Migraine afflicts one in six people worldwide and results in significant pain, disability, and reductions in quality of life. Chronic migraine affects 2% of the population and is considered by the WHO to be one of the most disabling illnesses.Migraine is defined by the International Classification of Headache Disorders as:

  1. At least five attacks that fulfill criteria
  2. through D B. Headache attacks lasting 4 to 72 hours (untreated or unsuccessfully treated)
  3. Headache has at least two of the following characteristics:

    1. Unilateral location
    2. Pulsating quality
    3. Moderate or severe pain intensity
    4. Aggravation by or causing avoidance of routine physical activities (e.g., walking or climbing stairs)
  4. During headache at least one of the following occurs:
    1. Nausea and/or vomiting
    2. Photophobia and phonophobia
  5. Not attributed to another disorder
When migraine patients have headaches on fewer than 15 days per month, they are considered to have episodic migraine; when they have headaches on at least 15 days per month, and headaches on at least 8 days each month meet the criteria for migraine, they are considered to have chronic migraine. Approximately one third of patients with migraine have a preceding aura, which develops slowly over 5 to 20 minutes and resolves within 60 minutes. This slow progression of symptom development and the timing of symptom resolution help differentiate migraine aura from stroke. Visual symptoms are the most common and are usually positive symptoms (scintillations) followed by negative symptoms (scotoma). Sensory symptoms are second most common and typically consist of paresthesias in the hand of one extremity with ipsilateral progression up the arm and eventually to the lower face. Less common aura symptoms may include numbness, weakness, speech changes, dizziness, gait instability, ataxia, and loss of vision; however, these less common symptoms significantly increase suspicion for a secondary headache or a less common migraine syndrome (hemiplegic migraine, migraine with brainstem aura, retinal migraine).
Migraine treatment includes abortive headache medications and, when warranted, prophylactic therapy. Prophylactic measures may be initiated in patients who have frequent headaches, insufficient response to acute headache medications, prolonged headaches, migraine that causes significant impact on quality of life, and/or bothersome associated neurologic features, such as may be seen with hemiplegic migraine or migraine with brainstem aura.
The abortive therapy of migraine is heavily reliant on medications. The triptans are arguably the most effective therapy for acute headache relief in the outpatient setting. Several triptans are available as a pill, two are available as orally dissolving tablets, two are available as nasal sprays, and one is available for self-injection. Although there are perhaps subtle differences between the triptans in regard to side effects, elimination halflife, recurrence rate, and overall efficacy, they have more similarities than differences. The amount of triptan that can be safely used is subject to limitations, and multiple contraindications to their use exist that mostly involve vascular diseases and cardiovascular risk factors.
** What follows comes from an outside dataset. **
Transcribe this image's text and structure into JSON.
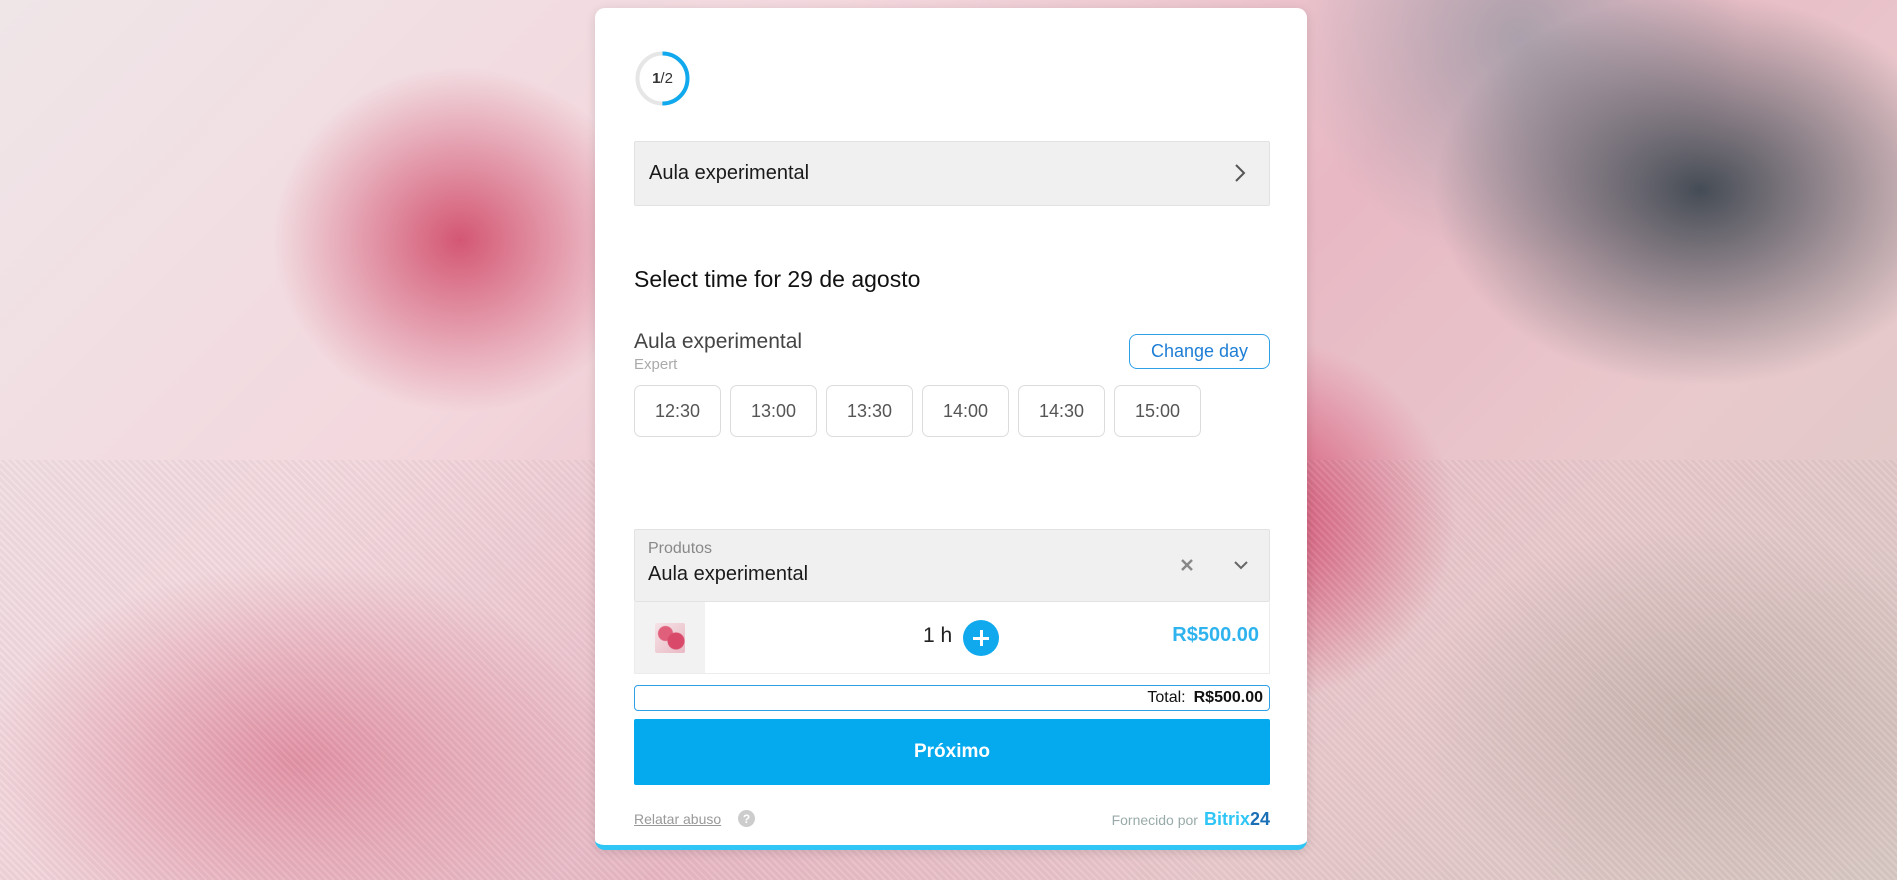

Other outpatient acute headache therapies include dihydroergotamine mesylate nasal spray, NSAIDs, antiemetics, butalbital-containing products, and opioid analgesics.
Regardless of therapy, it is important to instruct patients to treat early after the onset of migraine. When migraine is allowed to persist and sensitization occurs, abortive therapies are less successful. Butalbital-containing products and opioids should rarely be used for migraine because of concern for increasing headache frequency and/or severity by causing medicationoveruse headache or opioid tolerance/hyperalgesia.
Prophylactic therapy for migraine may consist of headache trigger avoidance, daily medication, physical therapy, and biobehavioral therapy. Most medications used for the prophylaxis of migraine are antidepressants (TCAs, SNRIs), blood pressure medications (β-blockers, calcium channel blockers), or antiepileptics (topiramate, valproic acid). Other frequently used therapies include riboflavin, magnesium, feverfew, and butterbur. Based upon the results from two large, prospective, blinded, randomized clinical trials, onabotulinumtoxinA is approved by the Food and Drug Administration for the treatment of chronic migraine. As a rule of thumb, prophylactic therapy is considered successful if at least a 50% reduction in headache frequency is appreciated, or if reductions in attack severity are substantial. Physical therapy, biofeedback, relaxation therapy, massage, and acupuncture may also be considered.